De onderhandelingen, welke met deze Duitsche vorstenhuizen zijn gevoerd, hebben tot resultaat gehad, dat de gezamenlijke rechtverkrijgenden bereid zijn van al hunne aanspraken op het voormalig Koninklijk Paleis af te zien, indien de gemeente hen daarvoor schadeloos stelt door betaling van een bedrag van f 45.000.

B. en W. hebben in een besloten vergadering de door deze vorstenhuizen gevraagde vergoeding nader toegelicht en daarbij tevens uiteengezet, dat aanvankelijk bij de berekening van het bedrag dier vergoeding is uitgegaan van de gedachte, dat de rechten dezer vorstenhuizen zijn te waardeeren op een vierde van de geschatte waarde van het gebouw met bijbehoorenden grond.

Uit het bovenstaande blijkt, dat de gemeente voor een bedrag van f 45.000 in het volledig bezit komt van de betreffende onroerende goederen.
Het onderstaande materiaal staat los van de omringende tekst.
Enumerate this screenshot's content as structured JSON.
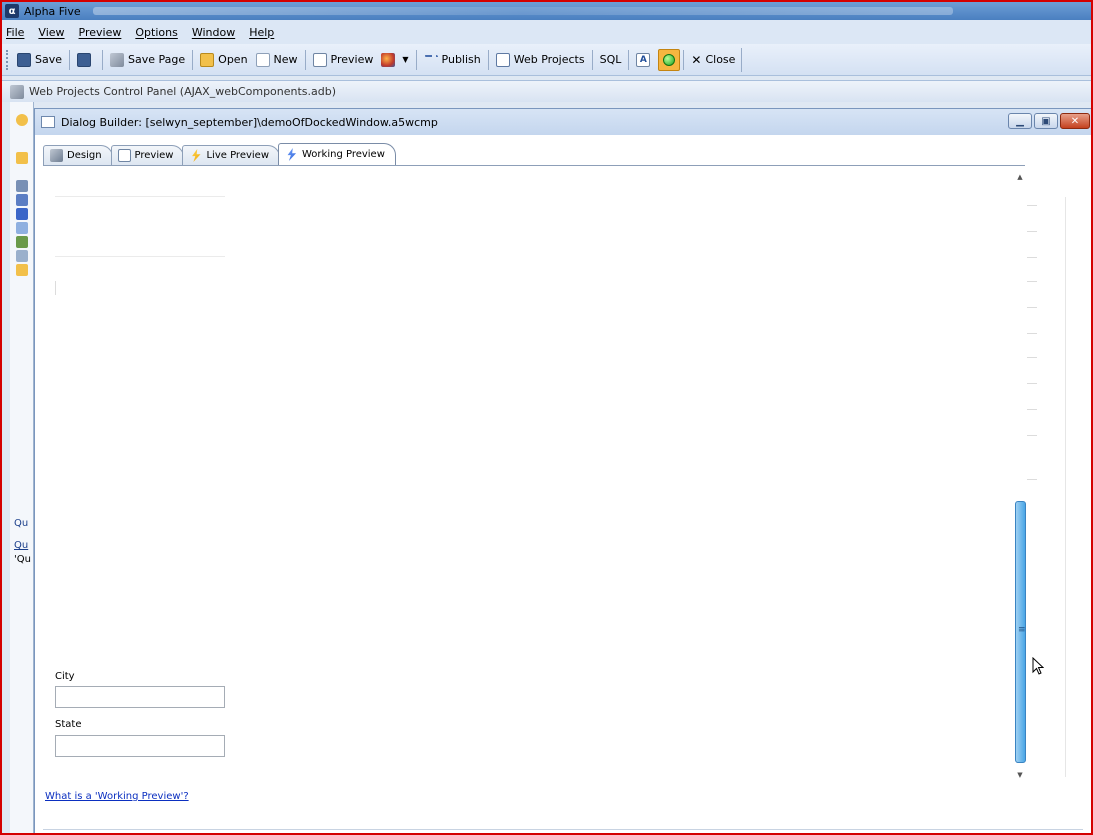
{
  "app": {
    "title": "Alpha Five",
    "logo": "α"
  },
  "menu": {
    "items": [
      "File",
      "View",
      "Preview",
      "Options",
      "Window",
      "Help"
    ]
  },
  "toolbar": {
    "save": "Save",
    "save_page": "Save Page",
    "open": "Open",
    "new": "New",
    "preview": "Preview",
    "publish": "Publish",
    "web_projects": "Web Projects",
    "sql": "SQL",
    "close": "Close"
  },
  "web_projects_panel": {
    "title": "Web Projects Control Panel (AJAX_webComponents.adb)"
  },
  "dialog_builder": {
    "title": "Dialog Builder: [selwyn_september]\\demoOfDockedWindow.a5wcmp",
    "tabs": [
      {
        "label": "Design",
        "icon": "design-icon"
      },
      {
        "label": "Preview",
        "icon": "preview-icon"
      },
      {
        "label": "Live Preview",
        "icon": "live-preview-icon"
      },
      {
        "label": "Working Preview",
        "icon": "working-preview-icon",
        "active": true
      }
    ],
    "fields": [
      {
        "label": "City",
        "value": ""
      },
      {
        "label": "State",
        "value": ""
      }
    ],
    "help_link": "What is a 'Working Preview'?"
  },
  "colors": {
    "frame_border": "#d40000",
    "scroll_thumb": "#4aa6e6",
    "link": "#0b2fc0"
  }
}
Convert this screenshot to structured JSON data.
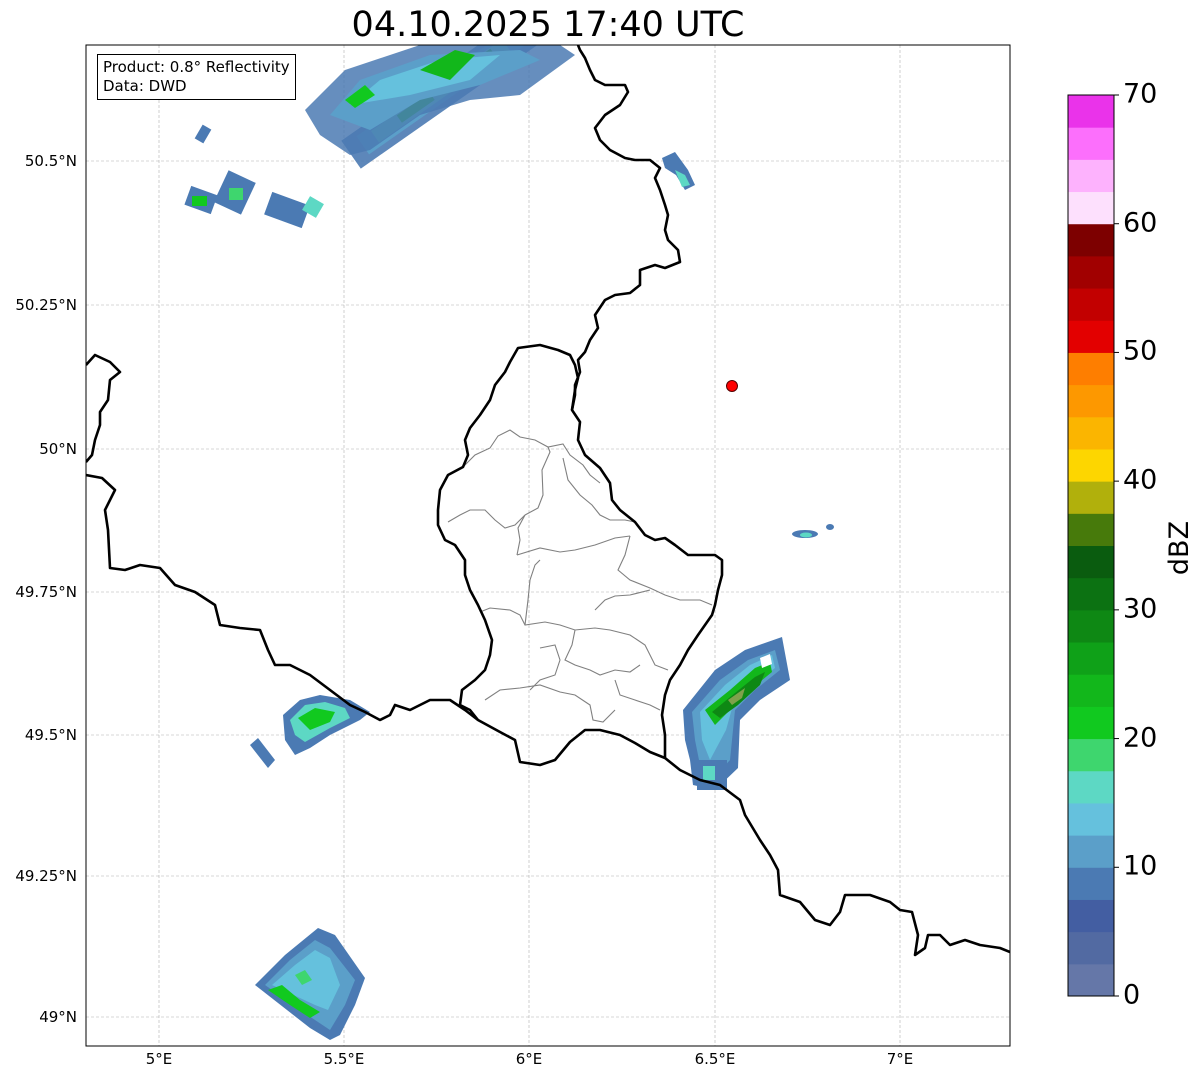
{
  "title": "04.10.2025 17:40 UTC",
  "info": {
    "product": "Product: 0.8° Reflectivity",
    "source": "Data: DWD"
  },
  "axes": {
    "lat_ticks": [
      "50.5°N",
      "50.25°N",
      "50°N",
      "49.75°N",
      "49.5°N",
      "49.25°N",
      "49°N"
    ],
    "lon_ticks": [
      "5°E",
      "5.5°E",
      "6°E",
      "6.5°E",
      "7°E"
    ],
    "lat_values": [
      50.5,
      50.25,
      50.0,
      49.75,
      49.5,
      49.25,
      49.0
    ],
    "lon_values": [
      5.0,
      5.5,
      6.0,
      6.5,
      7.0
    ],
    "lon_range": [
      4.8,
      7.3
    ],
    "lat_range": [
      48.95,
      50.7
    ],
    "grid": true
  },
  "colorbar": {
    "label": "dBZ",
    "ticks": [
      "0",
      "10",
      "20",
      "30",
      "40",
      "50",
      "60",
      "70"
    ],
    "range": [
      0,
      70
    ],
    "step": 2.5,
    "colors": [
      "#6577a8",
      "#526aa2",
      "#435ea2",
      "#4b7ab3",
      "#5b9fc9",
      "#65c1dd",
      "#5dd8c4",
      "#3ed66e",
      "#11c91f",
      "#12b71b",
      "#0fa118",
      "#0e8814",
      "#0c7212",
      "#0a5c0f",
      "#477a0b",
      "#b1b00c",
      "#fdd600",
      "#fbb500",
      "#fd9800",
      "#fe7e00",
      "#e30000",
      "#c20000",
      "#a10000",
      "#7d0000",
      "#fde0fd",
      "#fdb2fd",
      "#fc6ffc",
      "#ea33ea"
    ]
  },
  "site_marker": {
    "lon": 6.55,
    "lat": 50.11,
    "color": "#ff0000"
  },
  "map_features": [
    "country-borders",
    "luxembourg-canton-borders",
    "radar-echoes"
  ]
}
Zelfs afgezien van de plannen, die nopens de bestemming van het voormalig paleis bestaan, kan deze transactie voor de gemeente niet anders dan zeer voordeelig worden genoemd, waar het hier geldt een waardevol en fraai bezit in het centrum der stad.

De boven gegeven opsomming van het thans reeds groote aantal rechthebbenden op het voormalig paleis doet zien, dat het met de jaren steeds moeilijker zal worden de nakomelingen van wijlen Koning Willem II te bereiken en dat het voor de gemeente gewenscht is, indien zij zich den eigendom van dat paleis wil verzekeren, daarmede niet langer te wachten.
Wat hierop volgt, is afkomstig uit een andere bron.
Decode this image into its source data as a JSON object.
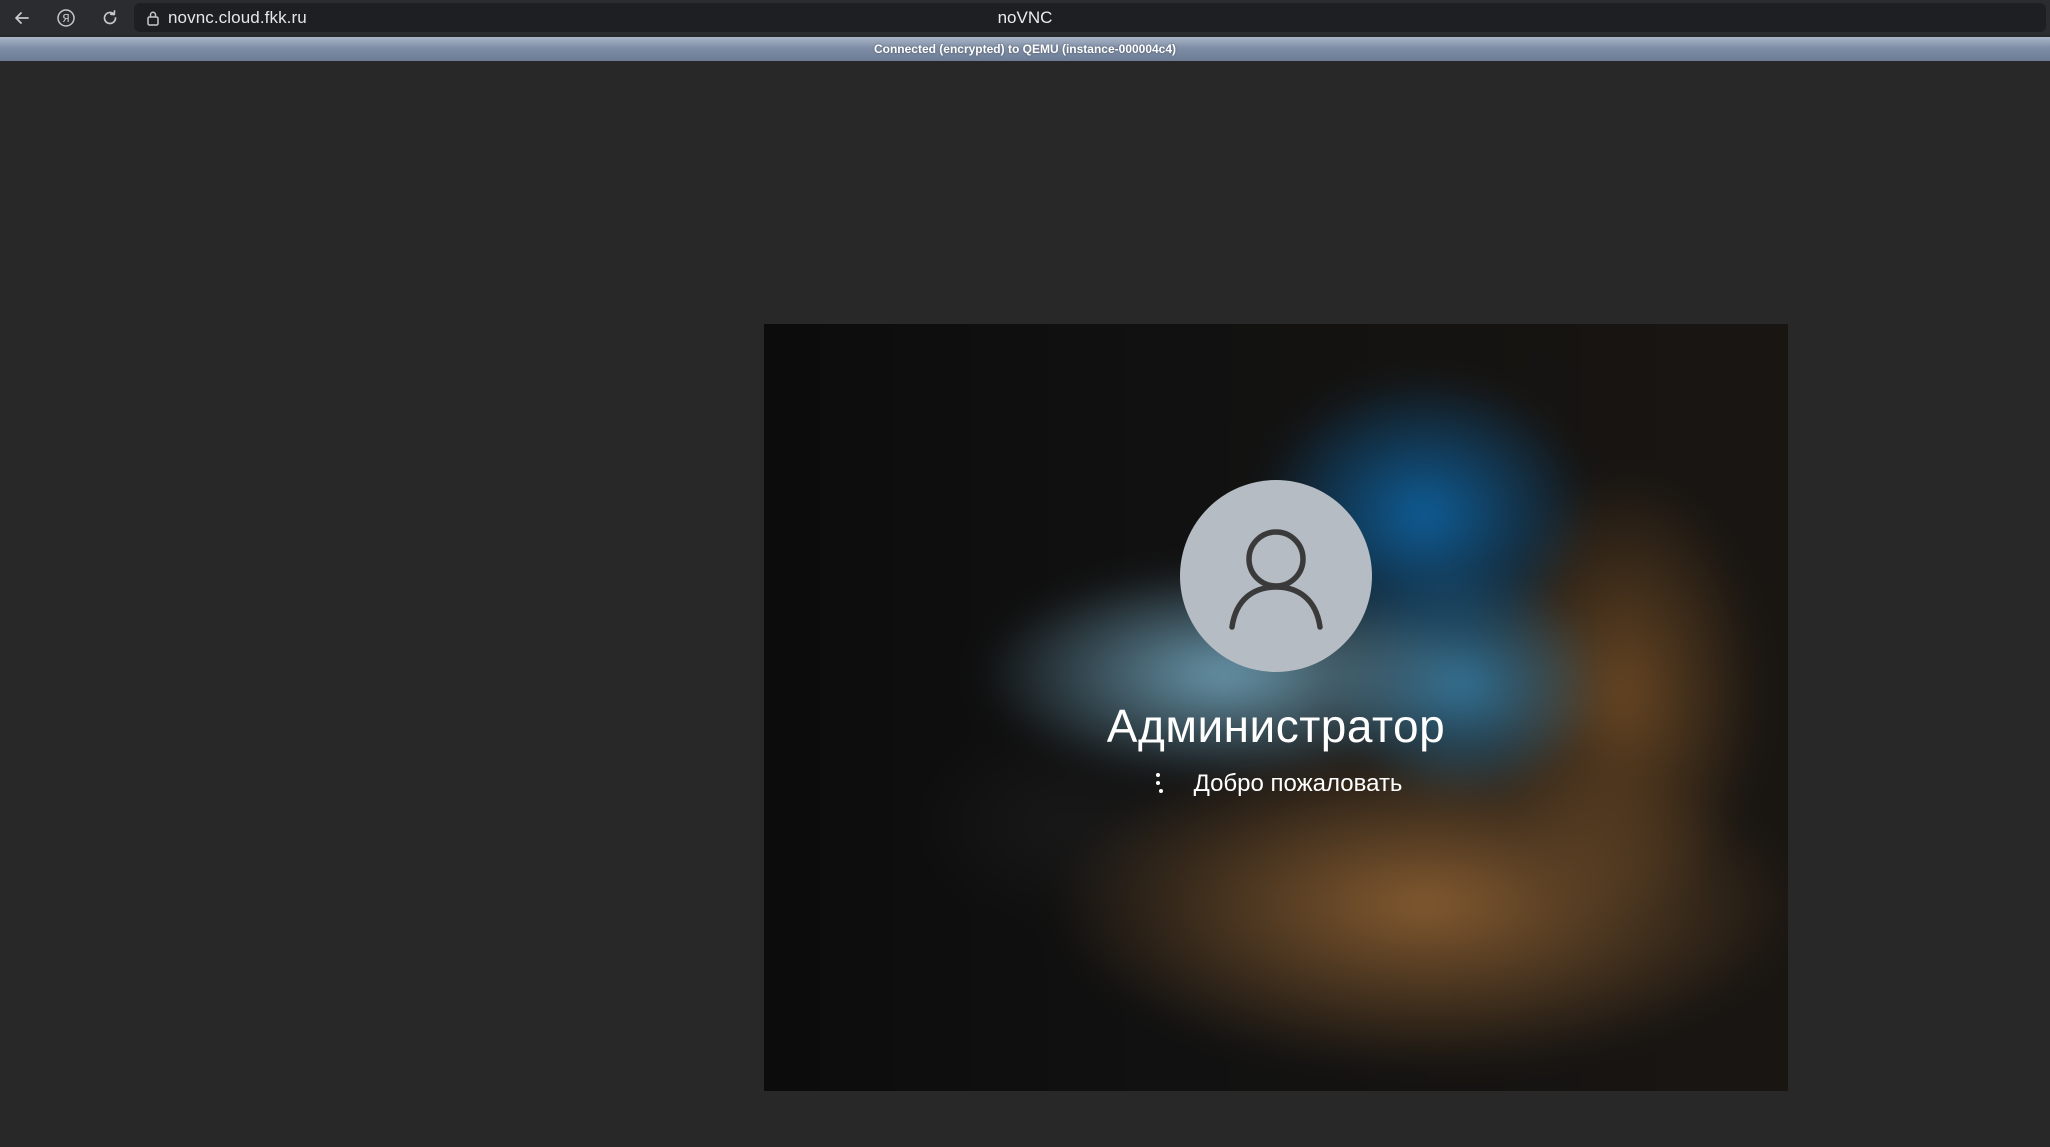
{
  "browser": {
    "url": "novnc.cloud.fkk.ru",
    "title": "noVNC"
  },
  "status": {
    "text": "Connected (encrypted) to QEMU (instance-000004c4)"
  },
  "login": {
    "username": "Администратор",
    "message": "Добро пожаловать"
  },
  "colors": {
    "status_strip": "#7f8ea6",
    "page_background": "#282828",
    "avatar_circle": "#b5bcc4"
  },
  "icons": [
    "back-arrow-icon",
    "yandex-icon",
    "reload-icon",
    "lock-icon",
    "user-silhouette-icon",
    "loading-spinner-icon"
  ]
}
Opgemerkt zij nog, dat in de transactie niet is begrepen het door een hekwerk afgescheiden stukje grond, waarop de gedenknaald staat, omdat dit eigendom is der Koninklijke Familie.

 

2. De restauratie en inrichting van het voormalig paleis tot representatief gebouw.

Nadat uit een onderzoek was gebleken, dat de constructie en de toestand van het voormalig paleis een verbouwing ten behoeve van zijn bestemming tot representatief gemeentehuis toelaat, hebben B. en W. den architect Oscar Leeuw, te Nijmegen, opdracht gegeven een plan te ontwerpen voor een dergelijke restauratie en een kostenbegrooting op te maken. Met voortvarendheid heeft deze zich van die opdracht gekweten. Het door hem ingezonden plan mag in alle opzichten als geslaagd worden beschouwd. Als toelichting op dit plan deelen wij uwen Raad het volgende mede:

- Het uiterlijk aanzien van het gebouw ondergaat zeer weinig verandering.
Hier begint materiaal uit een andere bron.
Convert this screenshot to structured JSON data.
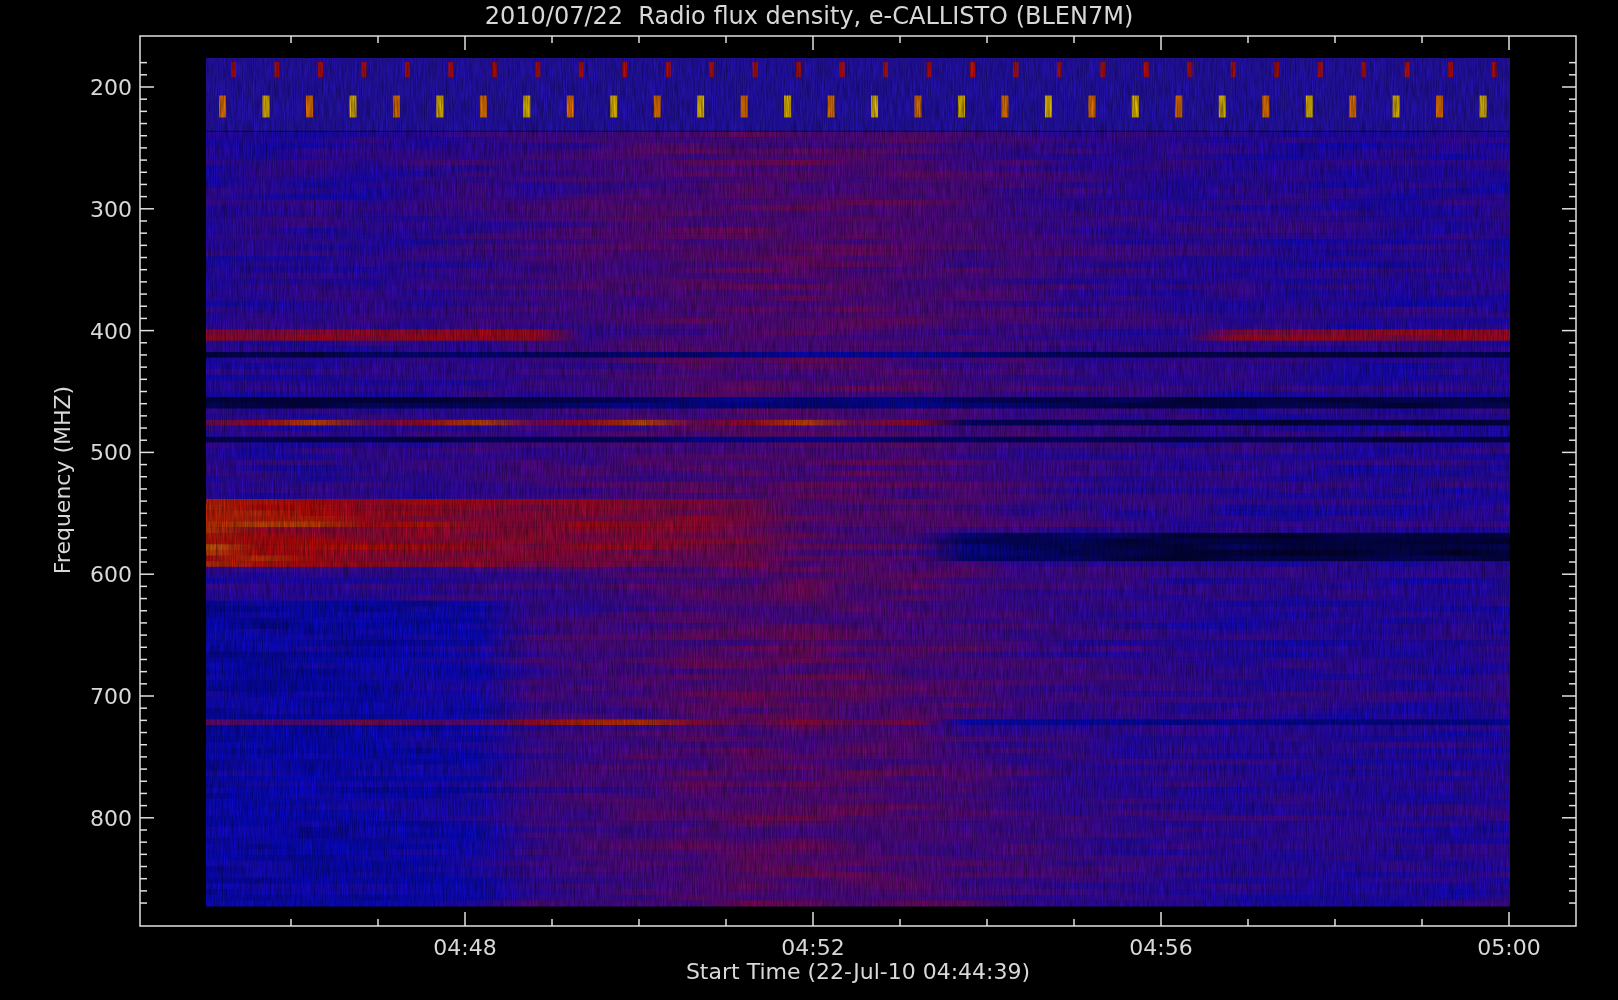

- De buitengevels blijven bepleisterd, doch het pleisterwerk wordt met waterverf geschilderd, wat ook oorspronkelijk het geval is geweest, en wel in zuiver dof-witte kleur waardoor een aardig effect wordt verkregen, dat doet denken aan kunstzandsteen.

- Het gebouw wordt wederom voorzien van de kanteelen, waarmede het ook oorspronkelijk was versierd.

- De kapconstructie blijft ongewijzigd.

- De ramen in de zijgevels zijn minder fraai en zullen daarom worden uitgebroken en vervangen door ijzeren ramen.

- De teekenlokalen, het laboratorium, de conciërgewoning enz., die later in de nabijheid van het paleis zijn gebouwd, zullen worden afgebroken, waarmede én het aanzien van het gebouw én dat van de omgeving in niet geringe mate zullen worden gebaat.

- Teneinde het bestaande stadhuis met het representatieve gebouw zooveel mogelijk één geheel te doen vormen, wordt de ingang van het voormalig paleis naar de Westzijde verlegd, waardoor wordt bereikt, dat de voorgevels van beide gebouwen nagenoeg naar elkaar toe komen te liggen.

- Nader zal worden overwogen aan de achterzijde van het gebouw, dus aan de zijde van het Willemsplein, een bordes of andere gelegenheid aan te brengen voor het in ontvangst nemen van aubades e.d.

- Verhoogde op- en afritten zullen worden aangebracht, zoodanig dat men per auto of rijtuig van de Markt af door den oprit ter linkerzijde het stadhuis kan bereiken om dit door den afrit ter rechterzijde te verlaten. Op deze wijze is een zeer goede oplossing gevonden voor het vóórrijden bij trouwpartijen of andere feestelijke gelegenheden.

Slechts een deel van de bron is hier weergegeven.